Il avait tant écrit et dessiné des mots dérisoires
Qu’il se demandait parfois s’ils étaient vraiment de lui
Des mots d’amour qu’il aurait tant aimés croire
Mais qui se diluaient dans la tristesse de ses nuits.
Et il pleurait le poète devant sa page
Les mots qu’il écrivait, entre deux sanglots
Dévoilaient sa vie et ses orages
Mettant son existence à nu sur le tableau.
Il avait froid au fond de lui, dans son corps
Malgré la chaleur que diffusait le vieux poêle
D’ailleurs que pouvait- il bien écrire encore
Sur des rêves qui s’évaporaient dans les étoiles ?
Son chat Danube semblant saisir l’instant futile
S’étirait en ronronnant sur le bord de la fenêtre
Puis indifférent, comme si chaque geste était inutile
S’endormait sans même un regard sur son maître.

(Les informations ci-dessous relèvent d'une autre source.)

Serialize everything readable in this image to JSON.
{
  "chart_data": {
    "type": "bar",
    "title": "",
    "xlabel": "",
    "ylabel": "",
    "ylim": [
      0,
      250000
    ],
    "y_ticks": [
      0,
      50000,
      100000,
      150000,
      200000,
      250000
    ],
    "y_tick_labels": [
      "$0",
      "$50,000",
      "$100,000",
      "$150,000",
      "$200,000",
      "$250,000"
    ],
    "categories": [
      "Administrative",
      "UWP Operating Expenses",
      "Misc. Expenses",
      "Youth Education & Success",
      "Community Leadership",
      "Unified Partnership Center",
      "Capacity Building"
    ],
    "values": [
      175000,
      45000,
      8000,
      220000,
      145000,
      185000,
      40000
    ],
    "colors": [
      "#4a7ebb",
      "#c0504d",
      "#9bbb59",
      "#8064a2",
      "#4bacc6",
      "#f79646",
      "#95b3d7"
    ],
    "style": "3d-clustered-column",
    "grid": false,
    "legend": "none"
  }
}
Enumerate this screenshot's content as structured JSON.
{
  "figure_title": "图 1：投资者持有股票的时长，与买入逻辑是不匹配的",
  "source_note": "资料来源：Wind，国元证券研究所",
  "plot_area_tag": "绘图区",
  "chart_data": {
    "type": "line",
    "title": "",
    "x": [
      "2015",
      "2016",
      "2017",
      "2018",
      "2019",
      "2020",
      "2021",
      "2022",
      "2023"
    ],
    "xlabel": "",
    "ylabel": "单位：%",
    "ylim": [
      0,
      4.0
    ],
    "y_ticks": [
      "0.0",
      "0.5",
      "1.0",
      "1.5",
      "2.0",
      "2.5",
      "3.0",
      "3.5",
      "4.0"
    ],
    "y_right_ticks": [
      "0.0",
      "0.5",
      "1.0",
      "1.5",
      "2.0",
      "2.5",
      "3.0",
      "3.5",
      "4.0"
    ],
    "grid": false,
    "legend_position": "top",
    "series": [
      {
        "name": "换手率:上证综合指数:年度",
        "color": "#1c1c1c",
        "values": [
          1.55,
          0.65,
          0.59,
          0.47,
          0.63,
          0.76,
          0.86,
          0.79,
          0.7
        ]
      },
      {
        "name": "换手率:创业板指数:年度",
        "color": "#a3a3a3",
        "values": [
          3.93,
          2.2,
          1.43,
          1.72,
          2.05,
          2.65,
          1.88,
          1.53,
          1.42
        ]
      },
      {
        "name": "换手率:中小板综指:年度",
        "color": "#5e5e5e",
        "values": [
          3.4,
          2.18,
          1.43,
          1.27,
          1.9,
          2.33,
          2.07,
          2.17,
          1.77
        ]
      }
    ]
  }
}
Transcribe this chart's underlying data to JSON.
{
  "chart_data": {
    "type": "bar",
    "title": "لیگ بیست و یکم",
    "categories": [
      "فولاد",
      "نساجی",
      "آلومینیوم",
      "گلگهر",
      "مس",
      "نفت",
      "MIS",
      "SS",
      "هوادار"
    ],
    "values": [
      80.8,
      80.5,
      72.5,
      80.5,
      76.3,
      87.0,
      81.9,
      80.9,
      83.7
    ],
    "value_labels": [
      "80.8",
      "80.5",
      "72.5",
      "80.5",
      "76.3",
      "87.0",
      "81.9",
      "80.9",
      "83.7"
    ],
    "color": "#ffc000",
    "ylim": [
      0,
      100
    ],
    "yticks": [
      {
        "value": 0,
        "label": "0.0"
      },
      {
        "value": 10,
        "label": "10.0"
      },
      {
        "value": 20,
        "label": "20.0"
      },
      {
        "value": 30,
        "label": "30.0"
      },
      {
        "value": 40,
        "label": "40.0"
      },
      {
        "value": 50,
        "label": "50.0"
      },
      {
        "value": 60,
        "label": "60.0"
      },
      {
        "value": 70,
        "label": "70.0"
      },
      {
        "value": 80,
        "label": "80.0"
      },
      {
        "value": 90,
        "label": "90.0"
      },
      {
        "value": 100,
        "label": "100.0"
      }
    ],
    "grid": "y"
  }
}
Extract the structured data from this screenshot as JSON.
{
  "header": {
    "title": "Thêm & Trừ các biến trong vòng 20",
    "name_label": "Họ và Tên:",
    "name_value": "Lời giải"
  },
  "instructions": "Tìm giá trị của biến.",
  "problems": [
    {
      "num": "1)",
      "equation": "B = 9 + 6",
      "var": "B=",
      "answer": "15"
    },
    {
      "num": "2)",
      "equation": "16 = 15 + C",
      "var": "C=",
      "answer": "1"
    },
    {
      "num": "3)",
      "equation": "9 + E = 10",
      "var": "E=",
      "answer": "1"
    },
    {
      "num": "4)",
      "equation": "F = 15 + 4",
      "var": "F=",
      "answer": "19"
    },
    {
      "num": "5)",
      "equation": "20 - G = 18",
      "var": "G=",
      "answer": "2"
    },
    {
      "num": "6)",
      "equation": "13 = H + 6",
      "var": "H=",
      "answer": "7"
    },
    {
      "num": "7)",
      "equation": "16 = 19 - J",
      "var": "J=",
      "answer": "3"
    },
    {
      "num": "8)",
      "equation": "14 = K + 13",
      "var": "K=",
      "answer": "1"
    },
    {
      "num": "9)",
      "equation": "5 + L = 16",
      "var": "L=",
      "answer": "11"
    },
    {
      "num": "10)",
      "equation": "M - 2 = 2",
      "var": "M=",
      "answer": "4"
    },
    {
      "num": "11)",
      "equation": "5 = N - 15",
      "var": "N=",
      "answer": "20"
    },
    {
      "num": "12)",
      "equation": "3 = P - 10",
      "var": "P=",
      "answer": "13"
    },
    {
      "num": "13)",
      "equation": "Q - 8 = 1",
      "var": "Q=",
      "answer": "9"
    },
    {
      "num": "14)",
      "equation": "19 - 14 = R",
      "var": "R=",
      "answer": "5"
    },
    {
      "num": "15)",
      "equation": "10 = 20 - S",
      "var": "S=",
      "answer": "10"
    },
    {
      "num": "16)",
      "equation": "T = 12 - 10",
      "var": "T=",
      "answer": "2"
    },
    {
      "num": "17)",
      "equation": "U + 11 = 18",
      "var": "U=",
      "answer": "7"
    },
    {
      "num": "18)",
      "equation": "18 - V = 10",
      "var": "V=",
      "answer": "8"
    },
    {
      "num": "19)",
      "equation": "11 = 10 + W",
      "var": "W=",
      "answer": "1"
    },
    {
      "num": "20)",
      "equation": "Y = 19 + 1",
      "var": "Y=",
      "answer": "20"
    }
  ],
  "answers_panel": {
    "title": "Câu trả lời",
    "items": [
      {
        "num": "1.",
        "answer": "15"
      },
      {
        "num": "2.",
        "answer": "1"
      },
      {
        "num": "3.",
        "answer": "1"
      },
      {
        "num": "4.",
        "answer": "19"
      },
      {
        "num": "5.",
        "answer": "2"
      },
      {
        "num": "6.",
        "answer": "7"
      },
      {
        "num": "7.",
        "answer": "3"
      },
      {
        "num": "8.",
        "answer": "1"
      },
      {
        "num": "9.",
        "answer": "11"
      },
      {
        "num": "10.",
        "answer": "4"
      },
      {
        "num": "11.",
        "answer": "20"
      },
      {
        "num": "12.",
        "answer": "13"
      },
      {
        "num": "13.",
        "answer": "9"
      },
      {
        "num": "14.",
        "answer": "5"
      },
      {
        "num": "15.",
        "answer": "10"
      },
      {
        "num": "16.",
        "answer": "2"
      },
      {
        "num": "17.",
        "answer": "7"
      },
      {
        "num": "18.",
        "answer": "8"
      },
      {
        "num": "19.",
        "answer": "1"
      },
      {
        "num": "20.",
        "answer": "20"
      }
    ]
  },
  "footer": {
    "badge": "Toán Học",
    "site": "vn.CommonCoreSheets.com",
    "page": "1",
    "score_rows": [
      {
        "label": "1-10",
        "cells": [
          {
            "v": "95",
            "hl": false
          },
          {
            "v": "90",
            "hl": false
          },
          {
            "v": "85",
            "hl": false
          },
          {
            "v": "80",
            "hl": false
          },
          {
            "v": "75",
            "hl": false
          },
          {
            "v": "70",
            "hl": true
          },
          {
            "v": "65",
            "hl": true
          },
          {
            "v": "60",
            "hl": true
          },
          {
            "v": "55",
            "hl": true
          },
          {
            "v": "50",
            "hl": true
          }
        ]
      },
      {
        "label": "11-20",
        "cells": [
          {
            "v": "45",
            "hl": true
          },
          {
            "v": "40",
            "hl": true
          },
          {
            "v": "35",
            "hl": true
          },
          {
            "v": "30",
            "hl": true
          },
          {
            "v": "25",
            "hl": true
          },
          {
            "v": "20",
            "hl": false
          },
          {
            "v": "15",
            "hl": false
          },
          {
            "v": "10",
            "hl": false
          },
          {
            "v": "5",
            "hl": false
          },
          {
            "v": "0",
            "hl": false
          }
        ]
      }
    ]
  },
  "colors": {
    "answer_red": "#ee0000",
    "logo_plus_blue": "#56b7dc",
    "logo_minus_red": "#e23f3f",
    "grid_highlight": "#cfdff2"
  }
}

Il ferma alors son doux regard le poète
Sur des mots qu’il aurait aimés vivre
Rêvant encore à l’impossible que l’on souhaite
Quand tout s’en va et qu’il faut survivre.
Il écrivit un poème de pleurs et de rires mélangés
A toutes celles qu’il aurait aimé dire ‘je t’aime’
Puis comme s’il avait peur de déranger
Sur la pointe des pieds partit dans le matin blême.